Under Data Protection Legislation, you have the right to request access to the Personal Data we hold about you, request correction or erasure of your Personal Data, object to or request restrictions on our processing of your Personal Data, and request the transfer of your Personal Data to you or to a third-party (known as the right to data portability). You also have the right to withdraw your consent at any time, where we are relying on consent to process your Personal Data. This does not affect the lawfulness of any processing carried out prior to the withdrawal of consent. For further information on your legal rights, please see paragraph 10 of this Policy.

To exercise any of these rights, please contact us and ask for our Data Protection Officer using the information set out in the contact details section below at paragraph 13 of this Policy.
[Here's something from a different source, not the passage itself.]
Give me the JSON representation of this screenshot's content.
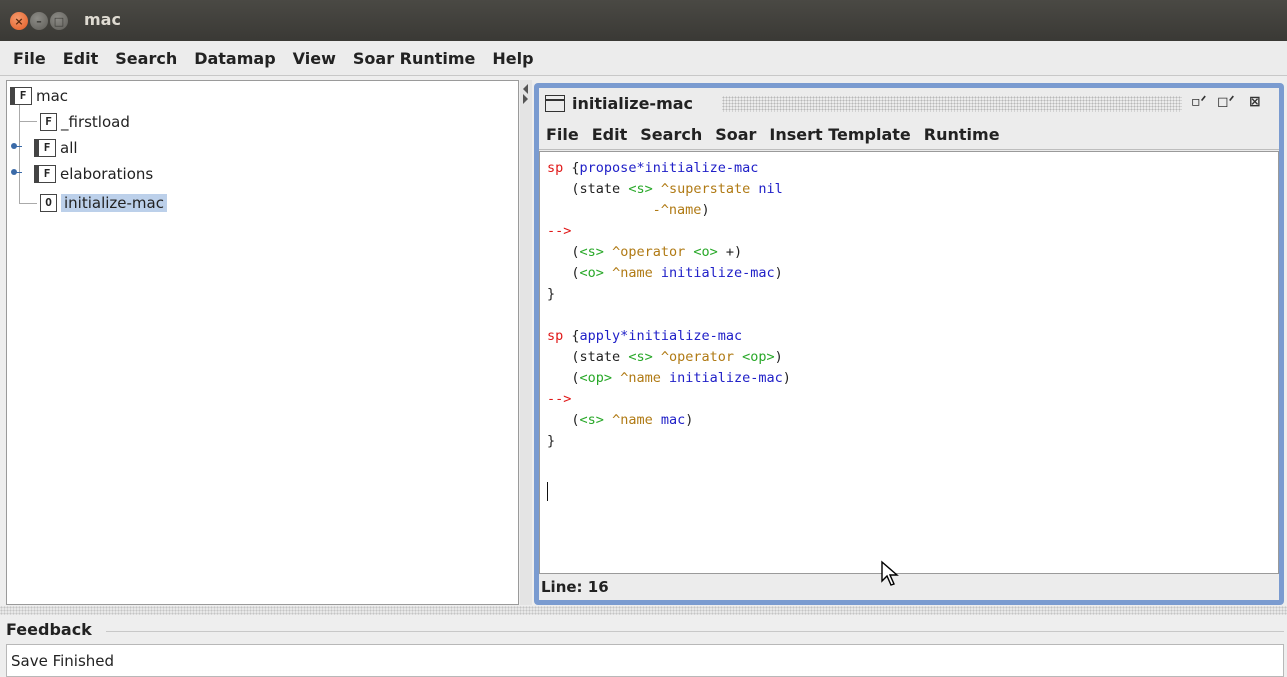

You may also unsubscribe from our marketing communications at any time by using the unsubscribe link included in our emails or by contacting us at hello@alsprivate.com.

‍

(6) INTERNATIONAL TRANSFERS OF PERSONAL DATA

‍

We may transfer your Personal Data outside the United Kingdom. Specifically, your Personal Data may be transferred to and processed in countries within the European Economic Area (“EEA”), which the UK government has recognised as providing an adequate level of protection under the UK GDPR.

We may also transfer your Personal Data to service providers located in countries outside the UK and the EEA that have not been deemed adequate by the UK government. In such cases, we ensure that appropriate safeguards are in place to protect your Personal Data in accordance with UK Data Protection Legislation.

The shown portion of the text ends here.